The (image of the) body as a social and political force. 
À espera de Miranda, creative writing instructor, em Bryant Park — entre travagens bruscas, wannabe writers à conversa nas mesas limítrofes, a invejável projeção de voz da professora de yoga no relvado lateral, o carro dos bombeiros de sirene uivante e um dos organizadores ao microfone agora, anunciando... No workshop da Miranda, não me apetece escrever, tão pouco convincente se mostrou ela, na pose de autora em ascensão, fazendo carinhas para ter graça, caricatura da American girlish-woman, esganiçada. 
Escrevo por amor 

à palavra correndo-me 
da mão pela brancura 
da página limpa. 

De manhã busco a casa da Laura sob chuva, o peso dos livros novos exponenciado pelo cansaço de mais uma noite insone no hostel, onde Doogi se despediu pesaroso e muito correto, segurando-me a porta. E que surpresa as escadas inclinadas até ao sorriso da Laura, o loft como nos filmes que pensamos impossíveis, cheio de recantos, estatuetas de bichos, segredos de viagens pelo mundo. Chá e conversa sobre o ofício de contar para curar, sobre o filho adotado (ex child-soldier and best-selling author with his memoir). Estamos ligadas; assim é, diz ela, e saúda-me com dois beijos na face. 
A Laura mora ao lado da livraria Strand. E mais não digo. 
E do MoMa que quadro levarias tu para casa? 
Minimalists explored how our physical presence brings meaning. 
A minha performance de homenagem às irmãs artistas estende-se por seis páginas em letra miudinha, enumerando todas as fotógrafas presentes na exposição Women Photographers. 

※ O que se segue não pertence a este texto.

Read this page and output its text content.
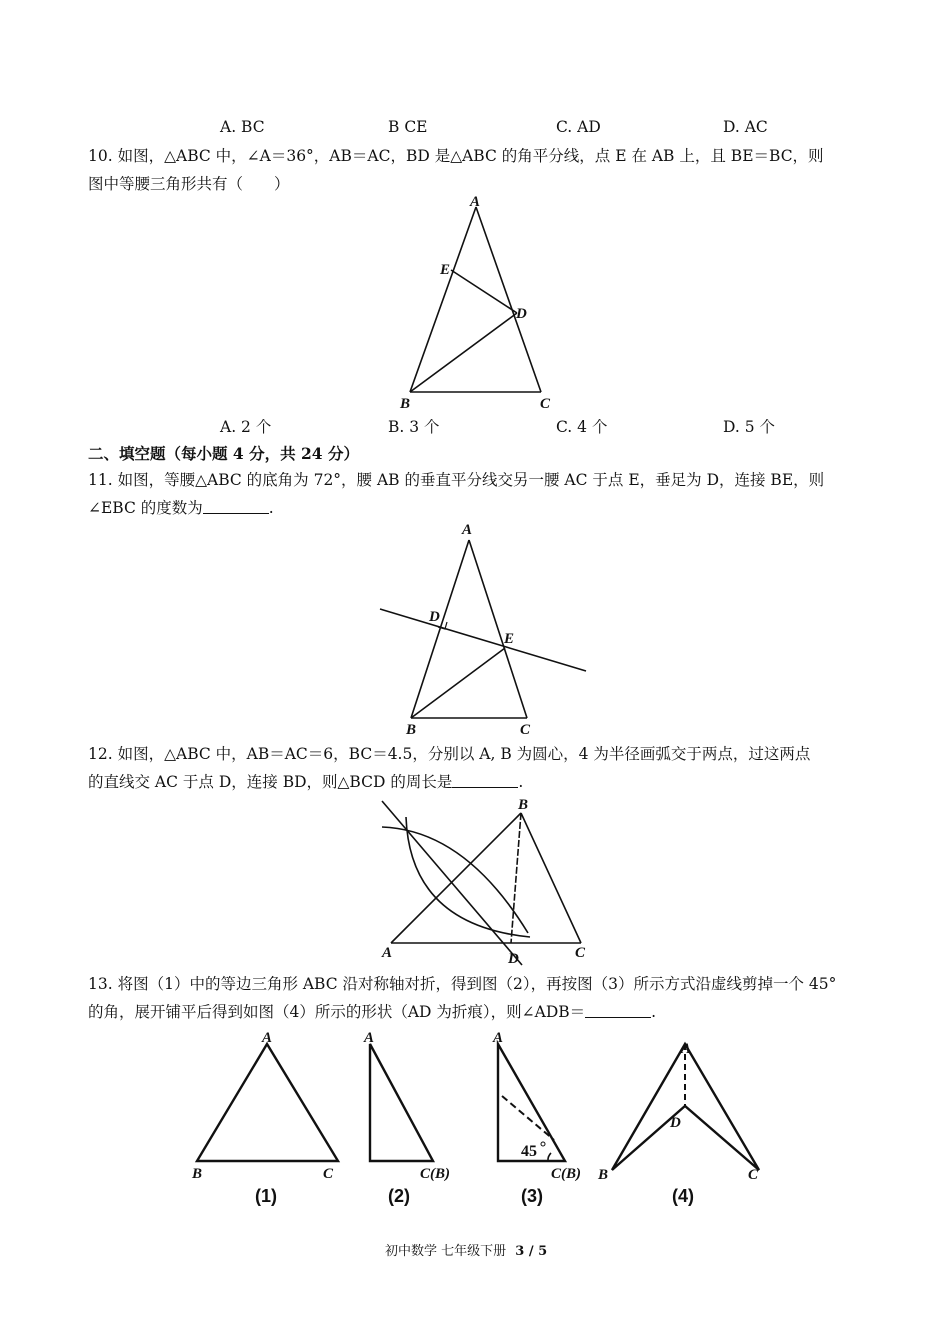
A. BC	B CE	C. AD	D. AC
10. 如图，△ABC 中，∠A＝36°，AB＝AC，BD 是△ABC 的角平分线，点 E 在 AB 上，且 BE＝BC，则
图中等腰三角形共有（　　）
A
E
D
B	C
A. 2 个	B. 3 个	C. 4 个	D. 5 个
二、填空题（每小题 4 分，共 24 分）
11. 如图，等腰△ABC 的底角为 72°，腰 AB 的垂直平分线交另一腰 AC 于点 E，垂足为 D，连接 BE，则
∠EBC 的度数为	.
A
D
E
B	C
12. 如图，△ABC 中，AB＝AC＝6，BC＝4.5，分别以 A, B 为圆心，4 为半径画弧交于两点，过这两点
的直线交 AC 于点 D，连接 BD，则△BCD 的周长是	.
B
A	D	C
13. 将图（1）中的等边三角形 ABC 沿对称轴对折，得到图（2），再按图（3）所示方式沿虚线剪掉一个 45°
的角，展开铺平后得到如图（4）所示的形状（AD 为折痕），则∠ADB＝	.
A
B	C
(1)
A
C(B)
(2)
A
45
C(B)
(3)
A
D
B	C
(4)
初中数学 七年级下册 3 / 5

Visiting museums is a full-time job! 
À espera do M103, após ter esperado pelo M1, e viajado já noutros dois Ms, no que se revela um difícil regresso à BB, cuja barriga espreitara do cais. Depois, partilhando banco com um casal francês no dorso da ponte, toca-me a emoção e o cansaço. O sol põe-se sobre o rio Hudson, estremece a estrutura sob o peso dos automóveis, os turistas fotografam com flash o metal reticulado. E de volta ao M final: Whatever you have just put in, mam, diz o condutor, aceitando os meus míseros 45c. pelos 2,25$ da viagem, quando descubro o bus card esgotado. God bless him! 
Sonhos vívidos. Estado de emergência, perigo de ataque, o jogo do medo. Acampamento geral na floresta, a minha mãe, o meu pai, amigos chegando em vagas. Eu conduzia com nervos e inépcia uma bicicleta, um carro pela cidade (algures entre a Avenida 24 de Julho e Nova Iorque). 
No avião fico ao lado de Juan, que se recusa a filosofar. Jantar vegetariano péssimo (ou pior ainda se possível). Estamos parados, com 2h de atraso, segundo o relógio de pulso do meu companheiro do lado. E surge, então, sob a janela, encostado à parede, o pé grotesco da passageira do banco de trás, unhas pink, muito velhas ou sujas. O sono aperta as pálpebras de tanto ar canalizado, tanta espera. Por fim, voamos. 
Constant motion contains all possible forms of movement.